There’s a casual de-evolution thing that happens when you board a small fishing vessel; you drop several levels on the civilization scale and have permission to behave like someone else. Where you jettison all the good manners you practice on a daily basis and reinvent yourself for the afternoon. The someone else you become can be gross and dirty and altogether unrefined. The new-you can mayonnaise his sandwich with the same knife that was just used to gut baitfish and was cleaned by a quick submersion in the ocean and dried off with the oil-rag. He can eat said sandwich with his grimy barefeet propped up beside the cutting board where fish parts and blood and fecal goo bake in the sun. He can stare at that carnage while he eats, without a stir of nausea or guilt, and flick random fish scales from his bread and take another bite.

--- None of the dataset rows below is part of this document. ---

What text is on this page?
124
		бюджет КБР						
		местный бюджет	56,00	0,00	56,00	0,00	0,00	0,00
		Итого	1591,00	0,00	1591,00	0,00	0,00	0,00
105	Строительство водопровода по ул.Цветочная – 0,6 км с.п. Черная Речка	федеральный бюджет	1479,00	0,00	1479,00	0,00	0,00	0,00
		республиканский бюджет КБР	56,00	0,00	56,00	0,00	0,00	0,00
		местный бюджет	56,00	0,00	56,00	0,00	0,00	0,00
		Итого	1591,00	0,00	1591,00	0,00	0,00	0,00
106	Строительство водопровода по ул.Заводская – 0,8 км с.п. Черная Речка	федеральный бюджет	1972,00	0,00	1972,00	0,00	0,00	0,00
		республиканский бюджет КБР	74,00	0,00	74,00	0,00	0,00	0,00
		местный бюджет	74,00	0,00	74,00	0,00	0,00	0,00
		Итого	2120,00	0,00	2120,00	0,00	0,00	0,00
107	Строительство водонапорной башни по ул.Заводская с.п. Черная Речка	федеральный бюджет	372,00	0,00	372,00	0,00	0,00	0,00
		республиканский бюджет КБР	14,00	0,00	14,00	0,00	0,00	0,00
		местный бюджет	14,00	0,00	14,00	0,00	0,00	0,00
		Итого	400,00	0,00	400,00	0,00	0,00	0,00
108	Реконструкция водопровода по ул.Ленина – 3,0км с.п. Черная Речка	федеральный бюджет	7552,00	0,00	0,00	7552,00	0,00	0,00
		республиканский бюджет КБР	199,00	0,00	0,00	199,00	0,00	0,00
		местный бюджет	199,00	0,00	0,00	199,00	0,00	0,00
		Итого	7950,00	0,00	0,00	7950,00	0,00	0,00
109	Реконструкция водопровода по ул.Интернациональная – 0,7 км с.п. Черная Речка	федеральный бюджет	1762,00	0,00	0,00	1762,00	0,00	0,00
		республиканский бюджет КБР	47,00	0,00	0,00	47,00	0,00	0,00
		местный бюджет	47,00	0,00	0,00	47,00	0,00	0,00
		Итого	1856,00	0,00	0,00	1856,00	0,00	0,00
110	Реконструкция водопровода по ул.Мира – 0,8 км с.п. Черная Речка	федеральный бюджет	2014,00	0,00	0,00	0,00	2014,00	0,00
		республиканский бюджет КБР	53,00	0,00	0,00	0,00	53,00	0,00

He can belch aloud while peeing off the side of the boat, and not say “excuse me” for either action.
It takes you back to when early men survived on Cheetohs, bologna, RC Cola and secret caches of warm bottom-shelf liquor. You can be burly and barbaric like Spencer Tracy in The Old Man and the Sea and get medieval on mute, unassuming fish. It’s beautiful and liberating and makes for a glorious day off.
Besides, what better way to test your survival skills as a possible technological doomsday approaches? [Note: Pre-Y2K] Next time you’re out on the water, play the Subsistence Fishing Game: no matter how ugly or small or previously unidentified the fish, if you hook it, you have to take it home and eat it. Moreover, if you catch NO fish, you have to eat the bait. Squid-ka-bobs and Menhaden-head Marinara will surely be a welcome change for holiday get-togethers.
So all you people who cut work or school to fish, I applaud you. You are unshaven and smelly and probably doing something illegal, but we love you. You are the heart and soul of this spit of land we call home. Most of all, you provide picturesque images as we look down at you while crossing the bridge to the drudgery of our own jobs and the domestication of our own lives. We all hope something’s biting.